When Iowa Governor Kim Reynolds declared an emergency for the coronavirus pandemic on March 9 I felt it would be of short duration and we’d quickly get back to our lives as they were. I was wrong.
Epidemiologist Dr. Anthony Fauci said yesterday, “We are still in a pretty big first wave.” In other words the pandemic will continue well into 2021 and maybe further.
We Americans have demonstrated incompetence and ignorance during the pandemic. Our reactions to health professional guidance created a social environment where it will be difficult to dig out. Returning to normal seems unlikely.
At its most elemental we need to wear a mask in public, wash our hands frequently, and do testing for COVID-19 with contact tracing. Apparently we are incapable of such collective action and almost 150,000 humans have died from COVID-19, many of them unnecessarily. We can be a pathetic people.

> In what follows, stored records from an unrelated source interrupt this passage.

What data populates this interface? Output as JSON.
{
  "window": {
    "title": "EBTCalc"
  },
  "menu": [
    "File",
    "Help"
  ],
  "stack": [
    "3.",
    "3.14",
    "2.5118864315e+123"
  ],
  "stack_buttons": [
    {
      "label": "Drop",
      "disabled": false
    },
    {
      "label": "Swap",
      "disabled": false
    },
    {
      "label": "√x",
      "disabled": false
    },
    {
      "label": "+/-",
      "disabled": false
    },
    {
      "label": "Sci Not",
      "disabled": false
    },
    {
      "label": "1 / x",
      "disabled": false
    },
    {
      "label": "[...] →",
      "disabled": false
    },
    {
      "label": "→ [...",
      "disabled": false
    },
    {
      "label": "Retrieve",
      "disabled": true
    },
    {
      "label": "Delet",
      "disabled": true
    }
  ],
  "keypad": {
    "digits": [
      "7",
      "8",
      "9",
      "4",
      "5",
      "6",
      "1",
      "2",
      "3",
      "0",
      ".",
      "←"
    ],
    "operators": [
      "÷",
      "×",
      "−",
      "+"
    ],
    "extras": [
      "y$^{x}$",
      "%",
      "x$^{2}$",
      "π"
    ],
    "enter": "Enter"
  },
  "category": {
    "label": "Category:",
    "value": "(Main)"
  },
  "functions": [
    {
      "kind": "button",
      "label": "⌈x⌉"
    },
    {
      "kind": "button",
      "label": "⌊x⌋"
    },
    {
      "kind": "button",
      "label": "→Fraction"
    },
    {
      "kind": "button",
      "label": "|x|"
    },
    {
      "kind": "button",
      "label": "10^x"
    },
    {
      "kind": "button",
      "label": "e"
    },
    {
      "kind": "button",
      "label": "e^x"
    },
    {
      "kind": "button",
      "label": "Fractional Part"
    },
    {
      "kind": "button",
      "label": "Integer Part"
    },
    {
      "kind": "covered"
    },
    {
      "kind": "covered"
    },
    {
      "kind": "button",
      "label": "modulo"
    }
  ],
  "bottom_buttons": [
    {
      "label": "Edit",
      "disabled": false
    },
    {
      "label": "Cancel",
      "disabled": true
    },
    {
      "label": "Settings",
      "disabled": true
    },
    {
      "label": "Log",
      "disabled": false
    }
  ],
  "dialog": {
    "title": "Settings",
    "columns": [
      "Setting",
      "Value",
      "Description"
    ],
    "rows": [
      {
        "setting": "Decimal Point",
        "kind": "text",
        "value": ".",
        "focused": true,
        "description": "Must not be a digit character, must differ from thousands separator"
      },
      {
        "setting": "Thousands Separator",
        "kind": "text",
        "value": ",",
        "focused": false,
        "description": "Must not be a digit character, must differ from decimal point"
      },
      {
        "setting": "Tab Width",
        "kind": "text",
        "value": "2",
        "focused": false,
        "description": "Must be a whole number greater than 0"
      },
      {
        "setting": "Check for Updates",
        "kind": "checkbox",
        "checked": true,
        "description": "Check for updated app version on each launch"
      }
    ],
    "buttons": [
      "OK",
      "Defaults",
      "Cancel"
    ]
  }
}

At the same time there are brilliant moments in the pandemic. First responders, health care professionals, and regular people have functioned at a high level to address the continuing crisis. Their actions are admirable.

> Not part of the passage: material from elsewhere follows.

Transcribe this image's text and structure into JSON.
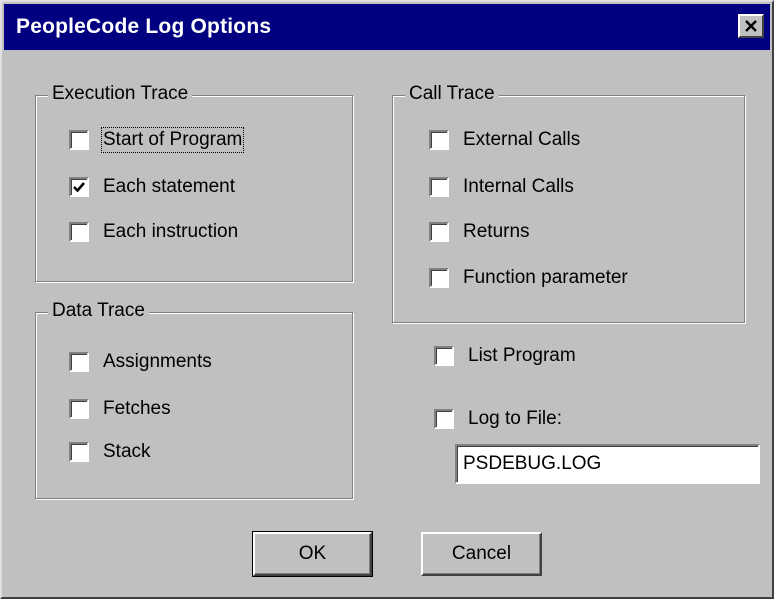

The governor signed a new proclamation on Friday re-establishing specific criteria for operations in the economy even though we are experiencing a surge in positive test results. One of the criteria was a release for dental clinics to do non-emergency work. My clinic cancelled my routine appointment in early March.
I’m not thrilled about venturing to Cedar Rapids to go to the dentist. The seven-day average of COVID-19 cases in Linn County is at its highest yet.
I called the clinic and they were taking appointments. They had a new online portal for completing the forms needed prior to the appointment. I went online and did what I had to do. Some of the forms were related to COVID-19. The screening questions I encountered on the TestIowa site were there and to be expected. There was a liability waiver which I summarize: The office will do our best to prevent transmission of the coronavirus but you might get it. If you do you may get horribly sick and possibly die. It’s not our fault if that happens and you can’t blame us.
This has been my dentist since they moved to Cedar Rapids after my former dentist retired. They are doing their best in the coronavirus pandemic. They worked hard to prevent disease transmission before the pandemic as a regular part of their practice. I’m going in. I don’t believe I’m at risk or I wouldn’t.
All the same it begs the question of how we re-start our lives after quarantine. Dental care is not life or death in my case. I don’t have insurance to pay for it so I write a check. Like my dental office, I’m doing the best I can to deal with change caused by the pandemic.
We have to go on with our lives so I’m keeping the appointment.